16.01.2022 - 07:00 | Son Güncellenme:
Efnan Atmaca - Sinemamızın “Sultan”ı Türkan Şoray bakışlarıyla pek çok nesli etkilese de, gözlerine ve kirpiklerine methiyeler hatta şiirler düzülse de konu “güzel göz” olunca, Hollywood yıldızı Elizabeth Taylor’a rakip bulmak zor. Menekşe gözleriyle güzelliğin timsali olan Taylor hem hayatı hem aşkları ve sayısını tam olarak veremeyeceğim evlilikleri, hem de sinema kariyeriyle unutulmazlar arasında yer alıyor. Richard Burton’la olan fırtınalı ilişkisi, Kleopatra olarak beyaz perdede arzı endam etmesi, ışıltılı mücevherleri hayranlarına hayran eklerken aktris, modacıların da ikonlarından biri olmayı başardı. Fotoğrafları yarım yüzyıl boyunca posterlerde ve dergilerde yer aldı.
Güzellik denen tuzak
Şimdi yepyeni “Elizabeth Forever” adlı bir kitap var. 2011’de ölen Taylor’ın portrelerinden bir seçki yer alıyor bu kitapta.

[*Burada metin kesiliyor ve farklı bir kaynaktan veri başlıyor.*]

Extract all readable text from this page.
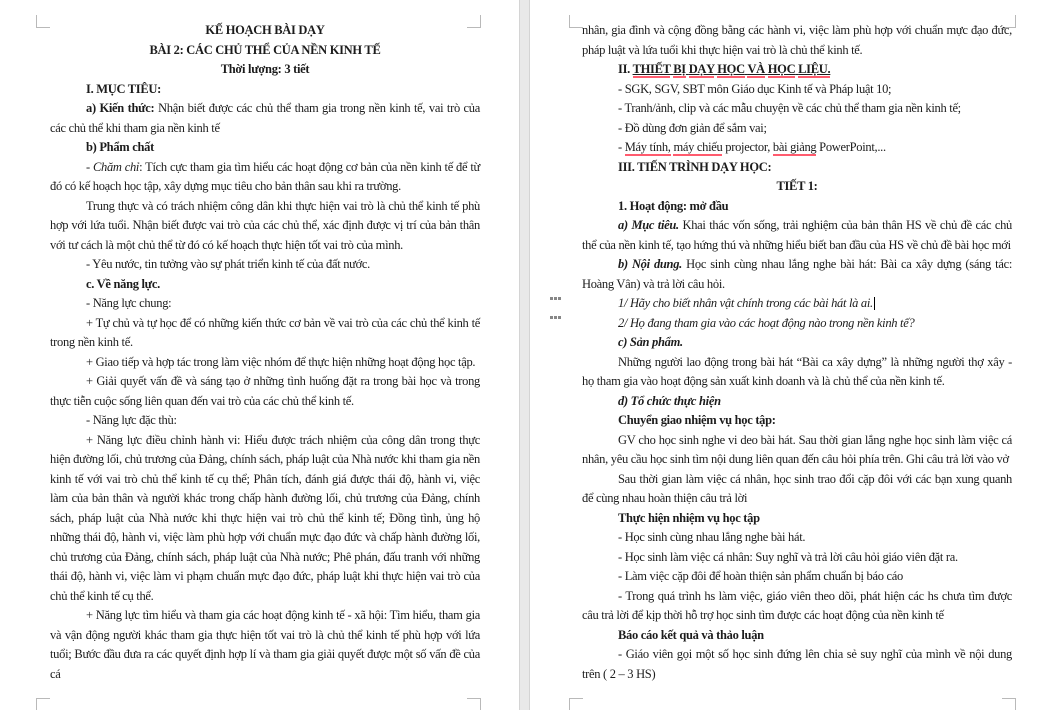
KẾ HOẠCH BÀI DẠY

BÀI 2: CÁC CHỦ THỂ CỦA NỀN KINH TẾ

Thời lượng: 3 tiết

I. MỤC TIÊU:

a) Kiến thức: Nhận biết được các chủ thể tham gia trong nền kinh tế, vai trò của các chủ thể khi tham gia nền kinh tế

b) Phẩm chất

- Chăm chỉ: Tích cực tham gia tìm hiểu các hoạt động cơ bản của nền kinh tế để từ đó có kế hoạch học tập, xây dựng mục tiêu cho bản thân sau khi ra trường.

Trung thực và có trách nhiệm công dân khi thực hiện vai trò là chủ thể kinh tế phù hợp với lứa tuổi. Nhận biết được vai trò của các chủ thể, xác định được vị trí của bản thân với tư cách là một chủ thể từ đó có kế hoạch thực hiện tốt vai trò của mình.

- Yêu nước, tin tưởng vào sự phát triển kinh tế của đất nước.

c. Về năng lực.

- Năng lực chung:

+ Tự chủ và tự học để có những kiến thức cơ bản về vai trò của các chủ thể kinh tế trong nền kinh tế.

+ Giao tiếp và hợp tác trong làm việc nhóm để thực hiện những hoạt động học tập.

+ Giải quyết vấn đề và sáng tạo ở những tình huống đặt ra trong bài học và trong thực tiễn cuộc sống liên quan đến vai trò của các chủ thể kinh tế.

- Năng lực đặc thù:

+ Năng lực điều chỉnh hành vi: Hiểu được trách nhiệm của công dân trong thực hiện đường lối, chủ trương của Đảng, chính sách, pháp luật của Nhà nước khi tham gia nền kinh tế với vai trò chủ thể kinh tế cụ thể; Phân tích, đánh giá được thái độ, hành vi, việc làm của bản thân và người khác trong chấp hành đường lối, chủ trương của Đảng, chính sách, pháp luật của Nhà nước khi thực hiện vai trò chủ thể kinh tế; Đồng tình, ủng hộ những thái độ, hành vi, việc làm phù hợp với chuẩn mực đạo đức và chấp hành đường lối, chủ trương của Đảng, chính sách, pháp luật của Nhà nước; Phê phán, đấu tranh với những thái độ, hành vi, việc làm vi phạm chuẩn mực đạo đức, pháp luật khi thực hiện vai trò của chủ thể kinh tế cụ thể.

+ Năng lực tìm hiểu và tham gia các hoạt động kinh tế - xã hội: Tìm hiểu, tham gia và vận động người khác tham gia thực hiện tốt vai trò là chủ thể kinh tế phù hợp với lứa tuổi; Bước đầu đưa ra các quyết định hợp lí và tham gia giải quyết được một số vấn đề của cá

nhân, gia đình và cộng đồng bằng các hành vi, việc làm phù hợp với chuẩn mực đạo đức, pháp luật và lứa tuổi khi thực hiện vai trò là chủ thể kinh tế.

II. THIẾT BỊ DẠY HỌC VÀ HỌC LIỆU.

- SGK, SGV, SBT môn Giáo dục Kinh tế và Pháp luật 10;

- Tranh/ảnh, clip và các mẫu chuyện về các chủ thể tham gia nền kinh tế;

- Đồ dùng đơn giản để sắm vai;

- Máy tính, máy chiếu projector, bài giảng PowerPoint,...

III. TIẾN TRÌNH DẠY HỌC:

TIẾT 1:

1. Hoạt động: mở đầu

a) Mục tiêu. Khai thác vốn sống, trải nghiệm của bản thân HS về chủ đề các chủ thể của nền kinh tế, tạo hứng thú và những hiểu biết ban đầu của HS về chủ đề bài học mới

b) Nội dung. Học sinh cùng nhau lắng nghe bài hát: Bài ca xây dựng (sáng tác: Hoàng Vân) và trả lời câu hỏi.

1/ Hãy cho biết nhân vật chính trong các bài hát là ai.

2/ Họ đang tham gia vào các hoạt động nào trong nền kinh tế?

c) Sản phẩm.

Những người lao động trong bài hát “Bài ca xây dựng” là những người thợ xây - họ tham gia vào hoạt động sản xuất kinh doanh và là chủ thể của nền kinh tế.

d) Tổ chức thực hiện

Chuyển giao nhiệm vụ học tập:

GV cho học sinh nghe vi deo bài hát. Sau thời gian lắng nghe học sinh làm việc cá nhân, yêu cầu học sinh tìm nội dung liên quan đến câu hỏi phía trên. Ghi câu trả lời vào vở

Sau thời gian làm việc cá nhân, học sinh trao đổi cặp đôi với các bạn xung quanh để cùng nhau hoàn thiện câu trả lời

Thực hiện nhiệm vụ học tập

- Học sinh cùng nhau lắng nghe bài hát.

- Học sinh làm việc cá nhân: Suy nghĩ và trả lời câu hỏi giáo viên đặt ra.

- Làm việc cặp đôi để hoàn thiện sản phẩm chuẩn bị báo cáo

- Trong quá trình hs làm việc, giáo viên theo dõi, phát hiện các hs chưa tìm được câu trả lời để kịp thời hỗ trợ học sinh tìm được các hoạt động của nền kinh tế

Báo cáo kết quả và thảo luận

- Giáo viên gọi một số học sinh đứng lên chia sẻ suy nghĩ của mình về nội dung trên ( 2 – 3 HS)
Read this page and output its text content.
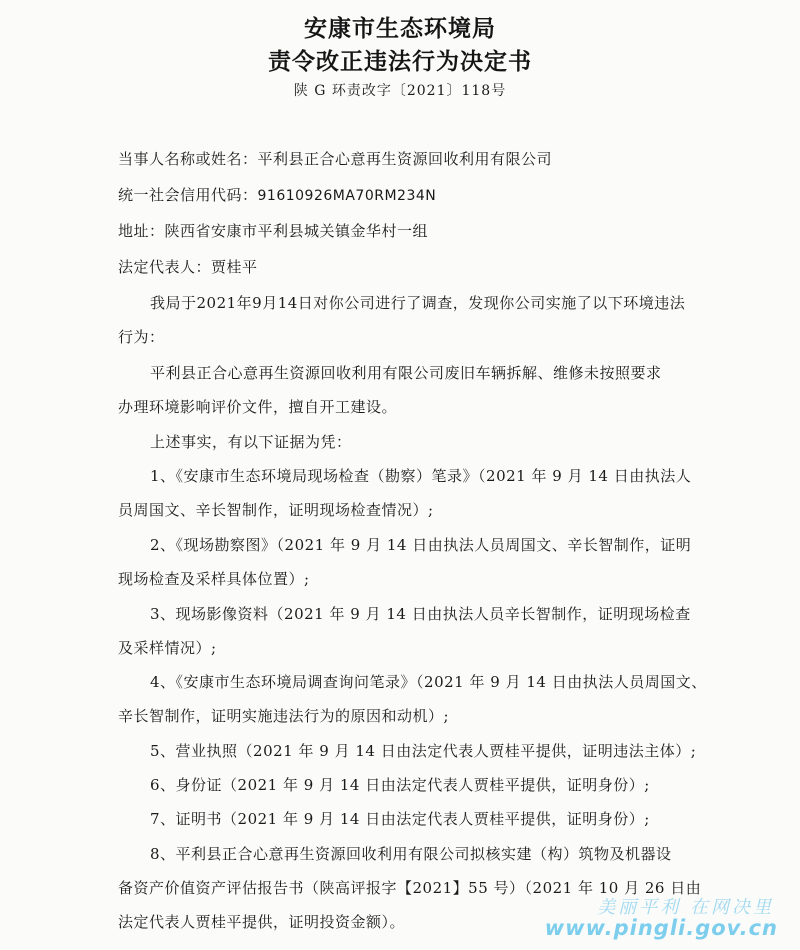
安康市生态环境局
责令改正违法行为决定书
陕 G 环责改字〔2021〕118号
当事人名称或姓名：平利县正合心意再生资源回收利用有限公司
统一社会信用代码：91610926MA70RM234N
地址：陕西省安康市平利县城关镇金华村一组
法定代表人：贾桂平
我局于2021年9月14日对你公司进行了调查，发现你公司实施了以下环境违法
行为：
平利县正合心意再生资源回收利用有限公司废旧车辆拆解、维修未按照要求
办理环境影响评价文件，擅自开工建设。
上述事实，有以下证据为凭：
1、《安康市生态环境局现场检查（勘察）笔录》（2021 年 9 月 14 日由执法人
员周国文、辛长智制作，证明现场检查情况）;
2、《现场勘察图》（2021 年 9 月 14 日由执法人员周国文、辛长智制作，证明
现场检查及采样具体位置）;
3、现场影像资料（2021 年 9 月 14 日由执法人员辛长智制作，证明现场检查
及采样情况）;
4、《安康市生态环境局调查询问笔录》（2021 年 9 月 14 日由执法人员周国文、
辛长智制作，证明实施违法行为的原因和动机）;
5、营业执照（2021 年 9 月 14 日由法定代表人贾桂平提供，证明违法主体）;
6、身份证（2021 年 9 月 14 日由法定代表人贾桂平提供，证明身份）;
7、证明书（2021 年 9 月 14 日由法定代表人贾桂平提供，证明身份）;
8、平利县正合心意再生资源回收利用有限公司拟核实建（构）筑物及机器设
备资产价值资产评估报告书（陕高评报字【2021】55 号）（2021 年 10 月 26 日由
法定代表人贾桂平提供，证明投资金额）。
美丽平利 在网决里
www.pingli.gov.cn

Ancak yıldızın o kadar çok fotoğrafı var ki yayımlanan kitabı hazırlayanlar seçmekte zorlanmışlar. Ve sadece onun güzelliğini değil karakterini ve hikâyesini de yansıtmak istemişler. Ve işte bu kitapta Taylor’ı asla doğal haliyle görmediğimizi söylüyorlar. Bugünün filtreli, fotoshoplu fotoğraflarıyla mertliğin bozulduğunu ima etsek de o zamanlar da isteyen hile buluyormuş meğer. Taylor güzelliğinin o kadar farkındaymış ki sık sık aynada kendine bakıyor, sonra etrafı süzüyor ve iltifat alana kadar kendini sergilemeye devam ediyormuş. Ancak o eşsiz güzellik öyle sandığımız kadar doğal değilmiş dediklerine göre.
Kuaför, makyöz yanındaydı
Fotoğrafa yansıyanlar o günün şartlarına göre onları ‘yapay’ diye nitelendirebileceğimiz müdahalelere sahipmiş. Çünkü Taylor özel hayatında dahi kuaförler, makyözler, stilistlerden oluşan bir güzellik ordusuyla dolaşıyormuş. Ve hazırlıkları bitmediği için de etkinliklere hep geç kalırmış. Kitapta Terry O’Neill’ın çektiği makyaj masasındaki fotoğraf az da olsa fikir vermiyor değil. Taylor fotoğrafçı, aydınlatma ve kameralarla birçok test yaparmış. Hatta benlerini bile belirlediği konsepte göre görünür ya da görünmez kılarmış.
Her zaman yolu var
Tüm bunlardan anladığımız Taylor’ın doğal haliyle fotoğraflarının çok nadir olduğu. Zaten “Elizabeth Forever”ı hazırlayanlar da ısrarla “büyük bir rötuşun devam ettiği portrelerden oluşan bir kitap” tanımını yapıyorlar. Ancak ne derlerse desinler ya da o fotoğraflar ne kadar yapay olursa olsun gözleri değişmez ya. O menekşe gözler ruhumuzun içine bakmaya devam ederken kadının daha güzel görünmek için her devirde ‘hileli’ bir yol bulduğunu da bir kez daha görmüş oluyoruz.